Personalisierte Medizin Wer Gesundheit will, muss investieren

Die personalisierte Medizin wird von Kritikern als Marketinginstrument der Pharmaindustrie abgetan. Doch das ist falsch. Für Patienten kann eine individuell exakt zugeschnittene Therapie nur Vorteile haben. In Deutschland fehlt aber offenbar bisher der Wille, diese Chance beim Schopf zu packen.

Bei der Krebstherapie tappen die Ärzte öfter als ihnen lieb ist im Dunkeln. Der Grund: Nicht jeder Patient profitiert von einer Chemotherapie gleichermaßen. Warum das gleiche Krebsmedikament bei dem einen Patienten gut anschlägt und bei dem anderen nicht, ist oft unklar. Wüssten die Mediziner bereits vorher, ob ein Medikament bei einem Patienten wirkt oder nicht, wäre nicht nur den Schwerkranken ein großer Dienst erwiesen.

"Auch die Kosten für die Genesung des Patienten könnten drastisch reduziert werden. Viele unnötige Ausgaben aufgrund des Nichtansprechens auf ein Arzneimittel würden vermieden", sagt Harald Borrmann, Geschäftsführer von Roche Diagnostics Schweiz in Rotkreuz.

Wie nützlich personalisierte Medizin bereits heute schon sein kann, zeigt sich am Beispiel Brustkrebs. Jede fünfte am Mammakarzinom erkrankte Frau hat eine besonders aggressive Form, den sogenannten HER2-positiven Brustkrebs.

Inzwischen wissen die Mediziner, dass eine kleine genetische Variante des Enzyms CYP2D6 dazu führt, dass bei der einen Patientin die Therapie gute Wirkung zeigt, während sie bei der anderen viel schlechteren Erfolg hat. Vor allem für die weiteren Überlebenschancen ist das von großer Bedeutung.

Das Risiko, erneut an Brustkrebs zu erkranken, liegt bei denjenigen mit der ungünstigen genetischen Variante bei 50 Prozent und bei den anderen unter zehn Prozent. Für die Frauen mit der ungünstigen genetischen Variante steht heute eine personalisierte Therapie zur Verfügung.

Per Test können die HER2-Patientinnen identifiziert werden. Das Leben von Frauen mit fortgeschrittenem Brustkrebs kann dadurch verlängert werden. Kommt die Therapie im frühen Stadium der Erkrankung zum Einsatz, ist sogar Heilung möglich.

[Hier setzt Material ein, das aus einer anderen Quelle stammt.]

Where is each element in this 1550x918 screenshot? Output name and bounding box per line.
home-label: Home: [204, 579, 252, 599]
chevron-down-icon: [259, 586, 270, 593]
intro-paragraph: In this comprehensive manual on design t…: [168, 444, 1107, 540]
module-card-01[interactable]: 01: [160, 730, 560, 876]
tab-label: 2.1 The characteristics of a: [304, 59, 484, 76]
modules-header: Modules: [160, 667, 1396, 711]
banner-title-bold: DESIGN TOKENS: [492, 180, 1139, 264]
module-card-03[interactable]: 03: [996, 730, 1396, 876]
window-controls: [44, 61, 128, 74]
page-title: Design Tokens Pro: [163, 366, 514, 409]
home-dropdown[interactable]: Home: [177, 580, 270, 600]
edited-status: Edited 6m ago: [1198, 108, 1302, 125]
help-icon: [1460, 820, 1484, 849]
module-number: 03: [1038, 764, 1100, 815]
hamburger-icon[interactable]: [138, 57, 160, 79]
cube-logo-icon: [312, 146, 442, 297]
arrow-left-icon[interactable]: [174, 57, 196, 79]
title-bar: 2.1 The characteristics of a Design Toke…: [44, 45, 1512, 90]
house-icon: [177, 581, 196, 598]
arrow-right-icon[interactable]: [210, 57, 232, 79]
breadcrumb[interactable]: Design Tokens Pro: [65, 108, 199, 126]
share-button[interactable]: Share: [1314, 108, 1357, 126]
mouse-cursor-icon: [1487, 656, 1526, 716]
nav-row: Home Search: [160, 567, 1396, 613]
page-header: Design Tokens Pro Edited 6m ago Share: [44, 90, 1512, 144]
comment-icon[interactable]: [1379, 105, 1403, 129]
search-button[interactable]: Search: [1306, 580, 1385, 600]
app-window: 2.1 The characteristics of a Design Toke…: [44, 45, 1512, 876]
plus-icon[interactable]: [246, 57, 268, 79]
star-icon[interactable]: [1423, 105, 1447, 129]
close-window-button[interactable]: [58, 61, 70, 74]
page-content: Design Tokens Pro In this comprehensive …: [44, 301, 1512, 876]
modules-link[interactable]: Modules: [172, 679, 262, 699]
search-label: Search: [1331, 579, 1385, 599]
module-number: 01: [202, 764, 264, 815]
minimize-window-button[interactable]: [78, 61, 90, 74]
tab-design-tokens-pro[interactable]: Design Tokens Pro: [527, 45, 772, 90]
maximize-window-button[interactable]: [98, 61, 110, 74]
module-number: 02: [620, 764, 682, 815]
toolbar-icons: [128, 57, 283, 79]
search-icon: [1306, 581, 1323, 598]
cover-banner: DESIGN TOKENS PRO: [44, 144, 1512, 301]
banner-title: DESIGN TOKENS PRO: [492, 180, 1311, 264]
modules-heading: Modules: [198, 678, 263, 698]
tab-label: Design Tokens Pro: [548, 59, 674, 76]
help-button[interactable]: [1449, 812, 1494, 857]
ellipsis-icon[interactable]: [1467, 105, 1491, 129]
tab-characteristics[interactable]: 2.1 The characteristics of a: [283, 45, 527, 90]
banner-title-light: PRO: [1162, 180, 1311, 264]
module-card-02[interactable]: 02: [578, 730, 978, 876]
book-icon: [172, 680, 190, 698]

Für die Patienten bietet personalisierte Medizin nur Vorteile: Auch die Erfolgsaussichten der Therapie erhöhen sich — unerwünschte Nebenwirkungen können vermieden werden.

Erst wenn ein diagnostischer Test feststellt, ob das Erbgut des Patienten geeignete Biomarker aufweist, wird ihm das passende Präparat verordnet. "Hoffentlich wird es in wenigen Jahren deutlich mehr stratifizierte Arzneimittel-Therapien geben, die durch initiative Diagnosemarker und begleitendes Labormonitoring gesteuert werden", hofft Borrmann. Dafür wird noch viel Forschung und Geld nötig sein. "Wir brauchen mehr personalisierte Medizin, weil die Erforschung der Entstehung von Krankheiten eine riesige Herausforderung darstellt.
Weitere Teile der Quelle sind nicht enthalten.